Modern Satellite Solutions For Accurate Yield Forecasting

Modern Satellite Solutions For Accurate Yield Forecasting

One of the best solutions for measuring the winter wheat yield potential in commercial agriculture is to combine temporal-spatial satellite platform data with machine learning. The approach is already in use by private companies with constellations of small EO satellites, and it has proven more effective with yield forecasting. Machine learning and data analytics help uncover hidden links between soil and environmental conditions, resulting in better yield forecasting. One of the primary advantages of combining satellite platform data with ground-based machine learning analytics is the relative independence between input and output data because any missing variables can be assumed. 

Some of the assumed variables may include weather data and national soil data, both of which are essential for yield forecasting. Obviously, assuming variables may lead to higher inaccuracy rates; however, commercialized agricultural monitoring can help solve all of these challenges, too. 

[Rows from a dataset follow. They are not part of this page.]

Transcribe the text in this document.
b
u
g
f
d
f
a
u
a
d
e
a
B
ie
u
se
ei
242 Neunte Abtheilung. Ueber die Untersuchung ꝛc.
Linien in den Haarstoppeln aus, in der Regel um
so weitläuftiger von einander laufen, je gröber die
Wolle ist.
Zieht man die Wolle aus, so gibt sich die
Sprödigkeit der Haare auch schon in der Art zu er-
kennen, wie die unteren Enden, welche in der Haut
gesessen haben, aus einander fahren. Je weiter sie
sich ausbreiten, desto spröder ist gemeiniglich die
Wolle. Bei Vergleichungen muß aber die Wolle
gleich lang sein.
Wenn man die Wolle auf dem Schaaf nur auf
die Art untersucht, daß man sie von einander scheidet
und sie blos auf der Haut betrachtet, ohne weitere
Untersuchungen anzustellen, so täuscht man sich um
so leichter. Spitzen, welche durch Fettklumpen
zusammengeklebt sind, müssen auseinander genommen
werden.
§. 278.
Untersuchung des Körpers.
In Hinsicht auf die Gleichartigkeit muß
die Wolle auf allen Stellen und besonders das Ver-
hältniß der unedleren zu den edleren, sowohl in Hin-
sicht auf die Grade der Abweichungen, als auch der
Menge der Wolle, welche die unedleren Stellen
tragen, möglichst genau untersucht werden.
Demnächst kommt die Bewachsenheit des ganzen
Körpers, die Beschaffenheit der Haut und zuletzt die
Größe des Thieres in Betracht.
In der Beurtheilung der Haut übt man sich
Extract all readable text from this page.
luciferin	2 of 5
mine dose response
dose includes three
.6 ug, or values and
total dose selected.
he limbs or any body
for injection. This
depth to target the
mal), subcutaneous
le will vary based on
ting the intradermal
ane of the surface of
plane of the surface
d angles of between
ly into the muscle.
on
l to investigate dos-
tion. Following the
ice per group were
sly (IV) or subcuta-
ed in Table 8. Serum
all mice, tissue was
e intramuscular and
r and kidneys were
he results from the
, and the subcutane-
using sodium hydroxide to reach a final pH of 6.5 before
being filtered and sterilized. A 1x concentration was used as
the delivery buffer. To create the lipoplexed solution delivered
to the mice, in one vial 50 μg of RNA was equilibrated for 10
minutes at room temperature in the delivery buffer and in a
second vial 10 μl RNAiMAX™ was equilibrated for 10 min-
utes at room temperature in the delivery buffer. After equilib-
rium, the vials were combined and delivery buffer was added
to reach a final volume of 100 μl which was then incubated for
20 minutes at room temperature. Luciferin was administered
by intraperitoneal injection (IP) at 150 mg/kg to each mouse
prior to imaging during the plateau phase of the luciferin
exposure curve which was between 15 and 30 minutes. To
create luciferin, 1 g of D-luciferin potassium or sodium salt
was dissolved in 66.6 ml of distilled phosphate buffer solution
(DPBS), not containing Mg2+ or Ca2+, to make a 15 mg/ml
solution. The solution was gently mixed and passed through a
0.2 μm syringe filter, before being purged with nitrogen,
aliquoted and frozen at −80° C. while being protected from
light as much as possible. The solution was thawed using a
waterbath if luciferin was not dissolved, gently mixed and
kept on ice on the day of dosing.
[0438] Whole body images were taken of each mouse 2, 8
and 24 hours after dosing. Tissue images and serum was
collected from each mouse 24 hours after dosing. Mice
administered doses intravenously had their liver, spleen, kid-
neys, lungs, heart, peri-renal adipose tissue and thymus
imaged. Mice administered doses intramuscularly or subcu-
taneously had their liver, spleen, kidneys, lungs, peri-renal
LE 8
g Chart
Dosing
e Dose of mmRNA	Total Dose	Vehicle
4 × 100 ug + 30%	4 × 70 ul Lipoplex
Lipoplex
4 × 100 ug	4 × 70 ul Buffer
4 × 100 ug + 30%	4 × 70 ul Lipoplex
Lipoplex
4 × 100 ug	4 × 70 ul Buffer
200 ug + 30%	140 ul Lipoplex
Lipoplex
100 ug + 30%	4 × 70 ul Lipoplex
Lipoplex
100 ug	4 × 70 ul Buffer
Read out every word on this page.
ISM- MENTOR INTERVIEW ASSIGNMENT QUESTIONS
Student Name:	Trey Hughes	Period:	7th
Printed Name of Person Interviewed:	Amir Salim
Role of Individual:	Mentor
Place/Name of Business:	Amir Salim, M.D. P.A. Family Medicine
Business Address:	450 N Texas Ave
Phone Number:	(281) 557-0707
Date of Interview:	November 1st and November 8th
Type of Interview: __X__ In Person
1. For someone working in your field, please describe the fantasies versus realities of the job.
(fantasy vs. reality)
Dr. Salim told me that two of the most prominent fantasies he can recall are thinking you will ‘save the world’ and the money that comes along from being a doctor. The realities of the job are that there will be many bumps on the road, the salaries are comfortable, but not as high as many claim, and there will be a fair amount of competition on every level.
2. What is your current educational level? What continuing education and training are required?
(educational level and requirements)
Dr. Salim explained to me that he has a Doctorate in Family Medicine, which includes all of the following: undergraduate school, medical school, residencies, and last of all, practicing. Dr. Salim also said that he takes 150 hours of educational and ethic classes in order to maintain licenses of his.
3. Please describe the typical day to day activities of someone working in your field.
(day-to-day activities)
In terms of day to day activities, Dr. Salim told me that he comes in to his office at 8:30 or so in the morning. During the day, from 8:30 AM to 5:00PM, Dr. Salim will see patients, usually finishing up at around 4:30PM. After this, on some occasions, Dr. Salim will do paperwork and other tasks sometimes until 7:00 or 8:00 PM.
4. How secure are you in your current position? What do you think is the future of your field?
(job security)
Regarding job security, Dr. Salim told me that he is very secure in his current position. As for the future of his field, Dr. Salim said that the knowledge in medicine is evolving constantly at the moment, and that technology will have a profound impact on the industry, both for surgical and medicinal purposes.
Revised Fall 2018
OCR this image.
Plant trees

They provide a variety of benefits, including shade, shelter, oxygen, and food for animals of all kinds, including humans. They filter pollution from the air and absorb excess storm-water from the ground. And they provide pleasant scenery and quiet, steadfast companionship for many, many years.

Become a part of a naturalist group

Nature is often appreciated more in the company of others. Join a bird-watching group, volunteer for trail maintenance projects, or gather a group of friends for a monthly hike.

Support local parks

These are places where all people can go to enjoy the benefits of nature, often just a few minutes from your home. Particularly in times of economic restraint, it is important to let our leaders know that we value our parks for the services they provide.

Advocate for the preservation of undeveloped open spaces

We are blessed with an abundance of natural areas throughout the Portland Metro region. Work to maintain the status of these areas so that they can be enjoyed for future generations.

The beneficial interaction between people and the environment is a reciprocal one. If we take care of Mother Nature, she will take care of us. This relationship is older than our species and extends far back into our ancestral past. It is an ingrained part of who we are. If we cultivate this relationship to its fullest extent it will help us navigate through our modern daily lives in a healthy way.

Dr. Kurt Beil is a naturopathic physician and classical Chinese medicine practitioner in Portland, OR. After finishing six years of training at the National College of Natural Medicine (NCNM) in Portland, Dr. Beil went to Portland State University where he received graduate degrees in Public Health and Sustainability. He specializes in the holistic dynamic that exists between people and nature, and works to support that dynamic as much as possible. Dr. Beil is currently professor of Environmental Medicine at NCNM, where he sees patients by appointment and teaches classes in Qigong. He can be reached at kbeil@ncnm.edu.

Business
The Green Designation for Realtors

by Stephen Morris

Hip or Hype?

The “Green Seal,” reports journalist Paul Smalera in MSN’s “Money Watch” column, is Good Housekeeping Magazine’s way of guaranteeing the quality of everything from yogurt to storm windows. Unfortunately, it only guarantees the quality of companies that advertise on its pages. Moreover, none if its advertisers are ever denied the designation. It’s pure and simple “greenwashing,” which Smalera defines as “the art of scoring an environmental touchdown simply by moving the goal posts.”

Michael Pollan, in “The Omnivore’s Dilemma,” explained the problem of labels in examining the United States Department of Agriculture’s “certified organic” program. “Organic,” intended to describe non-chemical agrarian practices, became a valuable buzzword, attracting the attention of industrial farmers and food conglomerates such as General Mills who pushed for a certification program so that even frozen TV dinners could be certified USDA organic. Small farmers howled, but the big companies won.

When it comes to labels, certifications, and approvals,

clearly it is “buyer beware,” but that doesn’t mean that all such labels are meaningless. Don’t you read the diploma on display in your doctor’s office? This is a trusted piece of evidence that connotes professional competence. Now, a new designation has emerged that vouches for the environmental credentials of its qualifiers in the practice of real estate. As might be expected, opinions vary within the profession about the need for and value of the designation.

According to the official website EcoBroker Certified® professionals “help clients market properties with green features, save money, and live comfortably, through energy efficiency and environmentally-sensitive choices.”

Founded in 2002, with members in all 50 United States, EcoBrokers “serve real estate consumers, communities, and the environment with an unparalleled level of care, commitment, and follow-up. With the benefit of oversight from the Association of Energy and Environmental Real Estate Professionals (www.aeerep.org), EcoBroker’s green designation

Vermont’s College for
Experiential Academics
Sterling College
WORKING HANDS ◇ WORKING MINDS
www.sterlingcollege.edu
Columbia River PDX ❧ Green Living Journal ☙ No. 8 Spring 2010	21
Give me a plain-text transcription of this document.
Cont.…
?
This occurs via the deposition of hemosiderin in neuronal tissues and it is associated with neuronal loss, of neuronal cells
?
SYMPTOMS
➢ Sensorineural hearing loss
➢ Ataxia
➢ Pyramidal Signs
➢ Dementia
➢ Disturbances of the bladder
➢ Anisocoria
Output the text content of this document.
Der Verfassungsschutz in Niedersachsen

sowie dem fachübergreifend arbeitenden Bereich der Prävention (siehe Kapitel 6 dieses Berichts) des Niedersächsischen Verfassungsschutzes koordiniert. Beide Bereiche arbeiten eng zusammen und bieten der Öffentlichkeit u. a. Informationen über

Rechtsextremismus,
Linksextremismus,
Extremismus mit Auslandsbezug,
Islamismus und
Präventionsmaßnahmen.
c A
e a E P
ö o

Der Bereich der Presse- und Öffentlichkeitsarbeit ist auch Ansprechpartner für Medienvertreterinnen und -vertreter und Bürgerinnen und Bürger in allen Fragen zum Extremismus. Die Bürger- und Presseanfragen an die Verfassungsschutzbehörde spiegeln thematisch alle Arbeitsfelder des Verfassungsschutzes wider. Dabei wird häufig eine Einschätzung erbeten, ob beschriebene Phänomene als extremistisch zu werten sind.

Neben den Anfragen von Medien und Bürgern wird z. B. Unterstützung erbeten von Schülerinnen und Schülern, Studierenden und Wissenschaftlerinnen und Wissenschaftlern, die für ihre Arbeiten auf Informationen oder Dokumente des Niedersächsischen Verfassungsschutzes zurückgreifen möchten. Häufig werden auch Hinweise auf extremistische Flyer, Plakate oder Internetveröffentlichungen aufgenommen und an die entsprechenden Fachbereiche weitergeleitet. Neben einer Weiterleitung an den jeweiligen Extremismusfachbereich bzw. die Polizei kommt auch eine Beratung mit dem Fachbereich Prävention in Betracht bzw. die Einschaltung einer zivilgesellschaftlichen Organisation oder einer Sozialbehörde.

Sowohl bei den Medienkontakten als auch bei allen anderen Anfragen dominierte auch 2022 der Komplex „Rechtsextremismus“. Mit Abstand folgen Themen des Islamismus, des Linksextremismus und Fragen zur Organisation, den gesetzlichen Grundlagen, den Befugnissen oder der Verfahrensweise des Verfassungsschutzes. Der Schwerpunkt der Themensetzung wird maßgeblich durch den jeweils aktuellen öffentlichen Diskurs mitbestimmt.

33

Until recently, one of the biggest agricultural monitoring problems was farmers’ reliance on non-commercial EOS techs like LandSat and Sentinel. While the data from these platforms are available for free, the delay frame would often make any analytics unviable by the time the farmers could get hold of this information. However, with the advance in small satellites and CubeSats, it is now possible to offer more cost-effective solutions with lower delay frames. EOS companies deploying Earth Observing CubeSats can deliver information to their clients up to ten times quicker compared to Sentinel data. 

Another advantage of using CubeSat platforms for agricultural forecasting is that imagers on these satellites can ensure high resolution, which means they can provide accurate information about smaller areas of land. While large satellite systems and platforms cover huge areas of land, smaller households simply cannot benefit from the data these platforms provide. Smaller constellations of CubeSats, however, effectively solve this problem, making sure their data can be of value to both large and small households.

Takeaway on Satellite Platforms for Commercial Agriculture

Satellite platform data is used in various commercial industries today, and ever more companies rely on data from space for fine-tuning their operations. Until recently, satellite platform data was available only to large farms and households, but the constant miniaturization of space technologies means that space tech is becoming ever more affordable. This, in turn, means that soon even smaller households should be able to rely on satellite platforms data for winter yield forecasting and measuring carbon dioxide levels. Important advances have already happened in this field, and more are likely to follow in the near future.